The second map is from 1655 and it’s from Joan Blaeu’s Atlas Major. Blaeu, a Dutch cartographer, lived from 1596 to 1673 and this map is from his Atlas Maior of 1665, considered one of the greatest achievements ever in Atlas publishing. The first thing we notice, of course, is that it’s in colour. I’m not sure if this was original, added when the Atlas was created, or added later. If original, each one must have been hand-coloured.

There is much more detail now, and more recognisable elements. It’s a wonderful record of what the major sites were then – sites which nowadays hardly exist, or exist as ruins. Artenay, for example, is Ardintenant Castle, now one of the ruins of what was once a string of O’Mahony Castles. Ardintenant was the home of the Taoiseach, or clan chief, which is why it would be marked on the map. Other O’Mahony Castles are Dunmanus (Donemay) and Dunlough (Dow lough). The chief residence of the O’Driscoll clan is marked as C Perles – to this day, Baltimore is named in Irish Dún na Séad, Fort of the Jewels. Territories of the McCarthy’s, the O’Donovans, Sir Peter Carew and O’Mahonys are given, but also an O’Coner clan, about whom I have no knowledge.

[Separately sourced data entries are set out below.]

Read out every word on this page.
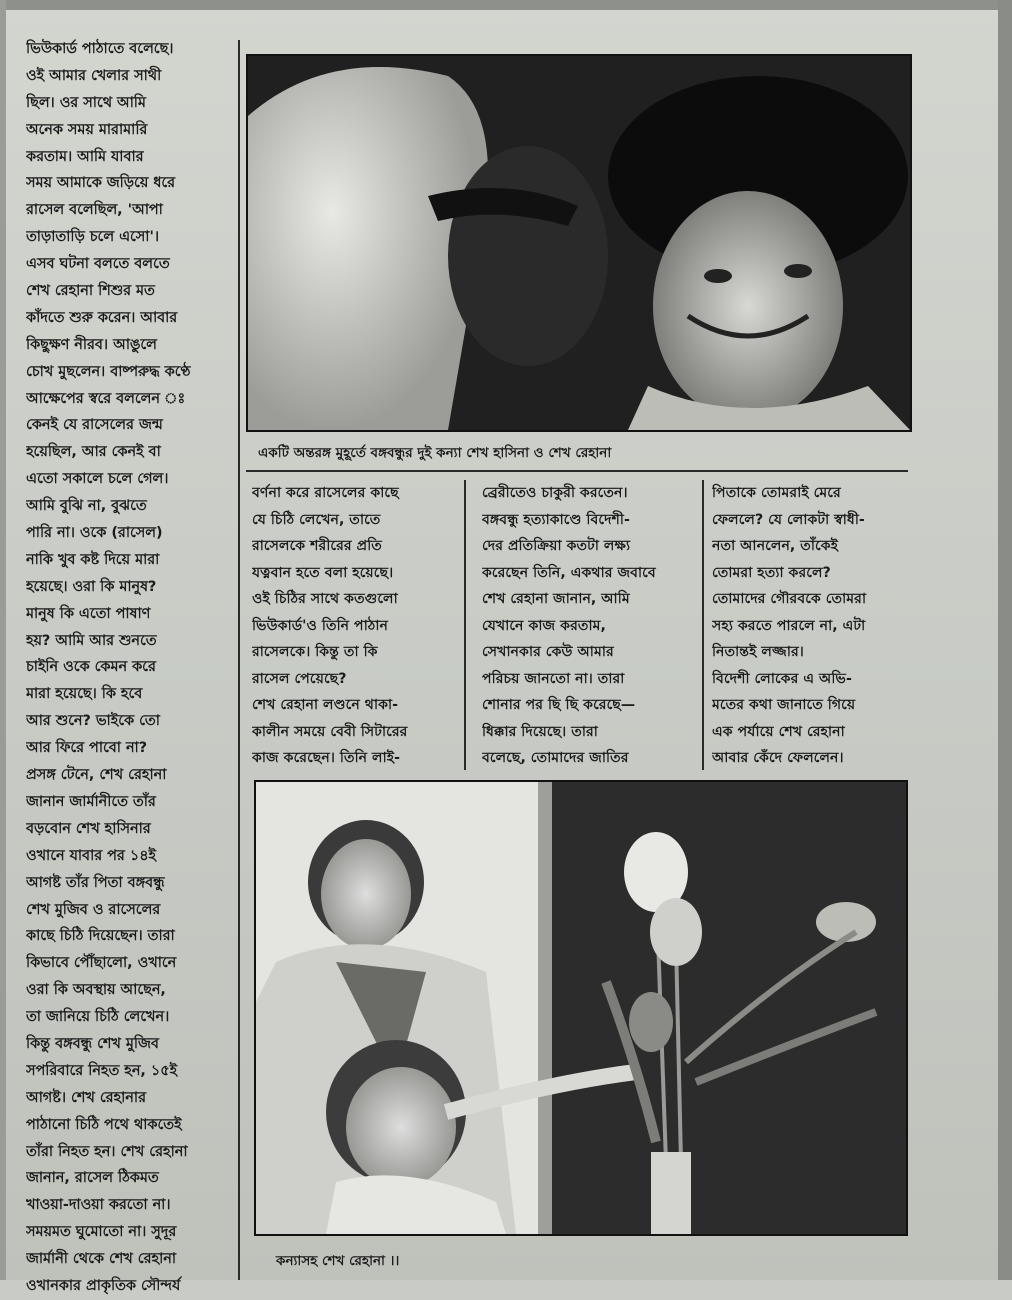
ভিউকার্ড পাঠাতে বলেছে।
ওই আমার খেলার সাথী
ছিল। ওর সাথে আমি
অনেক সময় মারামারি
করতাম। আমি যাবার
সময় আমাকে জড়িয়ে ধরে
রাসেল বলেছিল, 'আপা
তাড়াতাড়ি চলে এসো'।
এসব ঘটনা বলতে বলতে
শেখ রেহানা শিশুর মত
কাঁদতে শুরু করেন। আবার
কিছুক্ষণ নীরব। আঙুলে
চোখ মুছলেন। বাষ্পরুদ্ধ কণ্ঠে
আক্ষেপের স্বরে বললেন ঃ
কেনই যে রাসেলের জন্ম
হয়েছিল, আর কেনই বা
এতো সকালে চলে গেল।
আমি বুঝি না, বুঝতে
পারি না। ওকে (রাসেল)
নাকি খুব কষ্ট দিয়ে মারা
হয়েছে। ওরা কি মানুষ?
মানুষ কি এতো পাষাণ
হয়? আমি আর শুনতে
চাইনি ওকে কেমন করে
মারা হয়েছে। কি হবে
আর শুনে? ভাইকে তো
আর ফিরে পাবো না?
প্রসঙ্গ টেনে, শেখ রেহানা
জানান জার্মানীতে তাঁর
বড়বোন শেখ হাসিনার
ওখানে যাবার পর ১৪ই
আগষ্ট তাঁর পিতা বঙ্গবন্ধু
শেখ মুজিব ও রাসেলের
কাছে চিঠি দিয়েছেন। তারা
কিভাবে পৌঁছালো, ওখানে
ওরা কি অবস্থায় আছেন,
তা জানিয়ে চিঠি লেখেন।
কিন্তু বঙ্গবন্ধু শেখ মুজিব
সপরিবারে নিহত হন, ১৫ই
আগষ্ট। শেখ রেহানার
পাঠানো চিঠি পথে থাকতেই
তাঁরা নিহত হন। শেখ রেহানা
জানান, রাসেল ঠিকমত
খাওয়া-দাওয়া করতো না।
সময়মত ঘুমোতো না। সুদূর
জার্মানী থেকে শেখ রেহানা
ওখানকার প্রাকৃতিক সৌন্দর্য
একটি অন্তরঙ্গ মুহূর্তে বঙ্গবন্ধুর দুই কন্যা শেখ হাসিনা ও শেখ রেহানা
বর্ণনা করে রাসেলের কাছে
যে চিঠি লেখেন, তাতে
রাসেলকে শরীরের প্রতি
যত্নবান হতে বলা হয়েছে।
ওই চিঠির সাথে কতগুলো
ভিউকার্ড'ও তিনি পাঠান
রাসেলকে। কিন্তু তা কি
রাসেল পেয়েছে?
শেখ রেহানা লণ্ডনে থাকা-
কালীন সময়ে বেবী সিটারের
কাজ করেছেন। তিনি লাই-
ব্রেরীতেও চাকুরী করতেন।
বঙ্গবন্ধু হত্যাকাণ্ডে বিদেশী-
দের প্রতিক্রিয়া কতটা লক্ষ্য
করেছেন তিনি, একথার জবাবে
শেখ রেহানা জানান, আমি
যেখানে কাজ করতাম,
সেখানকার কেউ আমার
পরিচয় জানতো না। তারা
শোনার পর ছি ছি করেছে—
ধিক্কার দিয়েছে। তারা
বলেছে, তোমাদের জাতির
পিতাকে তোমরাই মেরে
ফেললে? যে লোকটা স্বাধী-
নতা আনলেন, তাঁকেই
তোমরা হত্যা করলে?
তোমাদের গৌরবকে তোমরা
সহ্য করতে পারলে না, এটা
নিতান্তই লজ্জার।
বিদেশী লোকের এ অভি-
মতের কথা জানাতে গিয়ে
এক পর্যায়ে শেখ রেহানা
আবার কেঁদে ফেললেন।
কন্যাসহ শেখ রেহানা ।।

What else do you recognise?

There are many more maps to explore but not all are free to download. One of the most intriguing is Jobson’s map of Munster, done for Lord Burleigh in 1589 and collected by George Carew. Although I can’t reproduce it here, you can view the complete map in the Trinity Digital collection. I can show you here a small section that I came across elsewhere – I like this because it shows the Sheep’s Head with the word ‘Rymers” across it. This, of course, is a reference to the O’Daly family, hereditary bards to the O’Mahonys and other families, and who had a Bardic School on the Sheep’s Head.